Technologically advanced nations are in an advantageous position in the realm of hybrid warfare. They can exploit non-attributable means like cyber, information warfare, surprise, deception, extensive use of proxy and Special Forces. In addition, they can use political sabotage, economic pressure, intelligence operations and special operations coupled with posturing of conventional forces if need be to exploit a wide range of options for a favorable outcome of the conflict.

Pakistan is poised to become the world’s top hybrid warfare battleground due to its pivotal role in China’s Belt Road Initiative. China-Pakistan Economic Corridor and emergence of Gwadar seaport frustrates its adversaries.  The opponents of Pakistan are hatching conspiracies and operating below the threshold of conventional warfare, through a blend of military and paramilitary tools using radicalized militants and ethnic separatists, cyber tools, and information operations as proxies to coerce, destabilize and shape its policies to their advantage. Islamabad is cognizant of this form of threat and is struggling to thwart risks emanating from hybrid warfare. However, there can never be sufficient countermeasures to successfully deal with this form of warfare.

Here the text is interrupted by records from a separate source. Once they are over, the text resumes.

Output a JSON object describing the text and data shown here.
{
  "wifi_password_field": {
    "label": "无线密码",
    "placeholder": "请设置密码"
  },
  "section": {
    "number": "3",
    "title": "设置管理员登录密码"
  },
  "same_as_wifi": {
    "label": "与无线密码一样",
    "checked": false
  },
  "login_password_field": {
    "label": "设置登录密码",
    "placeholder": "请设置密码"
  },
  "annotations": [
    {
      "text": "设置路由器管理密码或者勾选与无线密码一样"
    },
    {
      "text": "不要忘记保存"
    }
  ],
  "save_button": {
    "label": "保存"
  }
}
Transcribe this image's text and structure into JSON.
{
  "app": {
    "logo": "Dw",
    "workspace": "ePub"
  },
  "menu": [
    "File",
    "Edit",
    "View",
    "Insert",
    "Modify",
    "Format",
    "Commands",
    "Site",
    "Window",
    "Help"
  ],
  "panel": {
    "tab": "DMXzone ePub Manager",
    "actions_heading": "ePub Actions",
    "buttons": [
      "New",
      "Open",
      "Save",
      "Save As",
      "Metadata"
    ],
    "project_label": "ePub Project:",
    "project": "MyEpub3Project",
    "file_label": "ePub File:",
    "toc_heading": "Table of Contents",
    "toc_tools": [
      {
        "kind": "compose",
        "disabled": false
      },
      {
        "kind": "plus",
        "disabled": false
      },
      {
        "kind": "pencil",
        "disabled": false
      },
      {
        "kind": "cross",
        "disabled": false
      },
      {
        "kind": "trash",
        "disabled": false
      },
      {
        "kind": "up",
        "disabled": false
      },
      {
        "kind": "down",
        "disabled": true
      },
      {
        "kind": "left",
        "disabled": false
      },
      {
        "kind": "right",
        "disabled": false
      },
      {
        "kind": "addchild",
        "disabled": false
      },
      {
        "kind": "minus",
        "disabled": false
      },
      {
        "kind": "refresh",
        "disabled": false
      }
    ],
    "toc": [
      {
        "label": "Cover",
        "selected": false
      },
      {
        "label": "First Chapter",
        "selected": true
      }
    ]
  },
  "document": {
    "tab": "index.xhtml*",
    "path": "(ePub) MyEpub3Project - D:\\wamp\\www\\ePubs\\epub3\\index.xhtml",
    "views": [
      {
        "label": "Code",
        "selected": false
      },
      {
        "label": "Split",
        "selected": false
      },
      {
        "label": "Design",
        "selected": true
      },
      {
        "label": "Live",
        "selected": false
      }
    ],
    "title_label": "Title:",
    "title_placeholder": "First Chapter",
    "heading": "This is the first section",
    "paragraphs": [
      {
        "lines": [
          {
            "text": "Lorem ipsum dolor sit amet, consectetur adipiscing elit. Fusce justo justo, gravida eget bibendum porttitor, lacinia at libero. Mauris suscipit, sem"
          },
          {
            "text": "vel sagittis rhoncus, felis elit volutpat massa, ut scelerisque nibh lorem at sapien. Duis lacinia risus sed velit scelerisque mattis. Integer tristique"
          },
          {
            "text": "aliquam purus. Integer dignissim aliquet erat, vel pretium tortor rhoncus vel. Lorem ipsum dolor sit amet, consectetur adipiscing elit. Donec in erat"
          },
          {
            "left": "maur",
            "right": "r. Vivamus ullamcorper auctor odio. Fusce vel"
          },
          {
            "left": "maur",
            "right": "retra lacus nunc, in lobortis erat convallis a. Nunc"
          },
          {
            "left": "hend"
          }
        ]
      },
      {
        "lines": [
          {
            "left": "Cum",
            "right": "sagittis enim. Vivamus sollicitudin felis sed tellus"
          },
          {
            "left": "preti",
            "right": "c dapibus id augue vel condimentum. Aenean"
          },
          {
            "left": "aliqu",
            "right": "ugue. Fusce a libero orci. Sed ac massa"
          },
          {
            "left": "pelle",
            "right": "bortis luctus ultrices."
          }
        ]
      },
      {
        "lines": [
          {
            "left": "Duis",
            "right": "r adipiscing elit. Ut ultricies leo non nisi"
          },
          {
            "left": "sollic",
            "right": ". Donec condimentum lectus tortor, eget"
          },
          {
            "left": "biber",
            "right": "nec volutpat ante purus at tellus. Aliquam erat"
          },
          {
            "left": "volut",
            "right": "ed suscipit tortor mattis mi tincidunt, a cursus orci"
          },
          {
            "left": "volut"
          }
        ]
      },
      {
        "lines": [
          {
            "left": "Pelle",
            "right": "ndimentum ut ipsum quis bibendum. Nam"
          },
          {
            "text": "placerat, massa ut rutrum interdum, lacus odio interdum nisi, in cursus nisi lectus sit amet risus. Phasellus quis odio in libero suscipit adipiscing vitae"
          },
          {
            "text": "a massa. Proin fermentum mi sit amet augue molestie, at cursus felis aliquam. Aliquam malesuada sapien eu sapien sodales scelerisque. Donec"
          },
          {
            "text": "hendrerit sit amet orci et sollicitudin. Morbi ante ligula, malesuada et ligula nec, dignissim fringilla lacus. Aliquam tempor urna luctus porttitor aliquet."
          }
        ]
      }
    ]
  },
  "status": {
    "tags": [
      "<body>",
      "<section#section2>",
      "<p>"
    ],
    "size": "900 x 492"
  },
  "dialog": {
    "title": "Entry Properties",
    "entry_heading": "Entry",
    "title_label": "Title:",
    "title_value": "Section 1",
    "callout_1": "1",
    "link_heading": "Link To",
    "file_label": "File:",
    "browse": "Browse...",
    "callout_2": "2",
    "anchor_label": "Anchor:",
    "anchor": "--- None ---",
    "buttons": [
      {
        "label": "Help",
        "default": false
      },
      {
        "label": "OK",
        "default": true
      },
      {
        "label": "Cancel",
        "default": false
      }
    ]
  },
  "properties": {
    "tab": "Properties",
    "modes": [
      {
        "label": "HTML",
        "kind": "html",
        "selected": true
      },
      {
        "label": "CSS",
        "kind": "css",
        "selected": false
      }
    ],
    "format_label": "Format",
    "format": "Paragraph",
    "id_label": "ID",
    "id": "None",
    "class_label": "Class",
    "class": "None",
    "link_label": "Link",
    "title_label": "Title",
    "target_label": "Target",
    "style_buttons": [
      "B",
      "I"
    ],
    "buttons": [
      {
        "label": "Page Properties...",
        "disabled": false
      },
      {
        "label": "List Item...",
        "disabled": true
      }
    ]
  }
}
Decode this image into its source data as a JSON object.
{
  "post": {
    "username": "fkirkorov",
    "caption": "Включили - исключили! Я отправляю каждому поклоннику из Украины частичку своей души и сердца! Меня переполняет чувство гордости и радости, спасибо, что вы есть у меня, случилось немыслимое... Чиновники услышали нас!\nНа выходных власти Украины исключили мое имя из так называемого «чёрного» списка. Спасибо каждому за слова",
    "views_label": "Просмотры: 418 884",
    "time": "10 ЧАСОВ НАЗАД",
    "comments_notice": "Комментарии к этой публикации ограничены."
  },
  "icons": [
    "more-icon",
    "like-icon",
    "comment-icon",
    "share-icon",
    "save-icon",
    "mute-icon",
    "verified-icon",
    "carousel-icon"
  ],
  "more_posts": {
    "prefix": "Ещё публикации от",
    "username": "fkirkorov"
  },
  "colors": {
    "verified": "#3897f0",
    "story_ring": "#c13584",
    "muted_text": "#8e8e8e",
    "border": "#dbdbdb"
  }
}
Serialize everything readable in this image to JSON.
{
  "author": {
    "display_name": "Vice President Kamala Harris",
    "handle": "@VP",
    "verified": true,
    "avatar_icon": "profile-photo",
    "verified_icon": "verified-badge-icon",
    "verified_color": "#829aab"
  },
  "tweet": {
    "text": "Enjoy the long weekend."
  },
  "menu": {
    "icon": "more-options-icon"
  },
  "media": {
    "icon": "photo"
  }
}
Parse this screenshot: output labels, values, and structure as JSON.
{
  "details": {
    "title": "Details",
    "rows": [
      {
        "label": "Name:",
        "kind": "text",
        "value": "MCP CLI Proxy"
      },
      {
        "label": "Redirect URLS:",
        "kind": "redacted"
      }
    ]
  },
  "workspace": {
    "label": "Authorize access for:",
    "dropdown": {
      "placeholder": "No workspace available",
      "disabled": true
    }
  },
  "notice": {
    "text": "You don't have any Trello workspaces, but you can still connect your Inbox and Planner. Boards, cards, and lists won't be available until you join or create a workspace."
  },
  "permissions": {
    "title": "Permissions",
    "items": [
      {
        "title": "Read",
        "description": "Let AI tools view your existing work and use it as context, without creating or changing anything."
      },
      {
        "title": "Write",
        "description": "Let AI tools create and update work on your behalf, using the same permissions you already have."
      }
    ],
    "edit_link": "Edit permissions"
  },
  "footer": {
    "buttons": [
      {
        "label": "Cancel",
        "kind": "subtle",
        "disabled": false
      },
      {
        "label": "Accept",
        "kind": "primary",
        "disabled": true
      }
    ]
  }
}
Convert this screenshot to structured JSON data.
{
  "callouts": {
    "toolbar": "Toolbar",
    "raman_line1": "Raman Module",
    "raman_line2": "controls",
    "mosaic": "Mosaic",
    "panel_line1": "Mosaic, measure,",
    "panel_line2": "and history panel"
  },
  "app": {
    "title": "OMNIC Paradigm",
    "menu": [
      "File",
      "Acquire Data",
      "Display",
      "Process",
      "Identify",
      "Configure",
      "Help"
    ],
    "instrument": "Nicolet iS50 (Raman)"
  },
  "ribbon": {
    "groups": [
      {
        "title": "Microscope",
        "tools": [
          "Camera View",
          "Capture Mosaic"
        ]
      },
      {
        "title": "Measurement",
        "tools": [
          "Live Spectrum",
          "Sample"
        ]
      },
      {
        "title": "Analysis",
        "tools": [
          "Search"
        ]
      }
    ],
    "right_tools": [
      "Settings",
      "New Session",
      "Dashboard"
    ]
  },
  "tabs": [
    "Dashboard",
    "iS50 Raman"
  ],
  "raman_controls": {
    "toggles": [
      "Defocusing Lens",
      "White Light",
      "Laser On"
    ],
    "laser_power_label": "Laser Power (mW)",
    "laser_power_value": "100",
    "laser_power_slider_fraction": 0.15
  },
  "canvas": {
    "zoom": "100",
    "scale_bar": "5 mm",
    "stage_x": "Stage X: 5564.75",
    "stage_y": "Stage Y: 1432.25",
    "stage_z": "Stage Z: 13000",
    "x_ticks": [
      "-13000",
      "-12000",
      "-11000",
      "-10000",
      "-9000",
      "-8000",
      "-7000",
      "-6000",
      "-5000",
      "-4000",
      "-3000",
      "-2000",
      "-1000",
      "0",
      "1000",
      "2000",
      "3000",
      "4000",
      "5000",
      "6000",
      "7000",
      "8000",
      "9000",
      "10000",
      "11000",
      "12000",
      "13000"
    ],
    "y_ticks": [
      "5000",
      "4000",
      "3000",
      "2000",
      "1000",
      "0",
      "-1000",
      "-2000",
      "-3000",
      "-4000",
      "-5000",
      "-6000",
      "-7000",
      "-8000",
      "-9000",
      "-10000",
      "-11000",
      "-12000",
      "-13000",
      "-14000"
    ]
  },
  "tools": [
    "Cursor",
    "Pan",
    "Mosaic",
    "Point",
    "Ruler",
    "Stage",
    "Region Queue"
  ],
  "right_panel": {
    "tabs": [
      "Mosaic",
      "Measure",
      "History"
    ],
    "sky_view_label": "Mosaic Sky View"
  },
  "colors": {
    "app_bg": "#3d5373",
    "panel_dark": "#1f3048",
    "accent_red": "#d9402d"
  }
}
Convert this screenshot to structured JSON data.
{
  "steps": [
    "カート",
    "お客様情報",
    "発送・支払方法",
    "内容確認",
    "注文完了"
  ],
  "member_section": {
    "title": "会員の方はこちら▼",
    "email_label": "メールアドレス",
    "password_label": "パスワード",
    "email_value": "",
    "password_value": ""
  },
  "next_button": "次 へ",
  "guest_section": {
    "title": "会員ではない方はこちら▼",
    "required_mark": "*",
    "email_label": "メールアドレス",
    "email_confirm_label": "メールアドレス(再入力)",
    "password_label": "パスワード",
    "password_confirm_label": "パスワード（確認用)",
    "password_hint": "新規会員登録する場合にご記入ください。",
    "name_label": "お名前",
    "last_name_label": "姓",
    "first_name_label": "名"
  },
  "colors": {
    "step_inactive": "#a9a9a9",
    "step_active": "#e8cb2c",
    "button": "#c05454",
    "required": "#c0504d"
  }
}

In this uncertain and dynamic world, Pakistan’s ability to protect its core values would arise from its competence to defend its integrity and interests against present and future threats. Though hybrid warfare is a military strategy that blends conventional warfare, asymmetric warfare, irregular warfare, offset warfare, non-linear warfare, and cyber warfare, yet in a crisis it is not only the armed forces that have to respond in a unified manner but the entire nation, government and all its organs, media and the people who must respond in an integrated fashion. For galvanizing the non-military sections of the society, it seems appropriate to establish the Hybrid Warfare Stratagem Center (HWSC). It will assist in building up the capability to enable Pakistani policymakers to better understand the hybrid threat phenomenon, develop metrics to get a grip on events, systematically address vulnerabilities, and contemplate how hybrid threats might develop in the future.

Defensive apparatus against the hybrid warfare onslaught ought to include both kinetic and non-kinetic fences. The non-kinetic defensive mechanism must be based on the humane and people-centric approach. It upholds the laws of the land and ensures Human Rights. Nonetheless, in unavoidable contingencies, law enforcement agencies can use minimum kinetic means without causing any collateral damage. Without any hold, law enforcement agencies use overwhelming force against foreign and hardcore terrorists.

Against a highly sophisticated, hybrid warfare strategy perpetrated against the Pakistani state and society, national security policymakers need to chalk out a comprehensive counter-strategy. This comprehensive counter-strategy should include private sector businesses, all government agencies, the military and academia to confront hybrid warfare unleashed against Pakistan.

Dr. Zafar Nawaz Jaspal is an Associate Professor at the School of Politics and International Relations at Quaid-i-Azam University, Islamabad.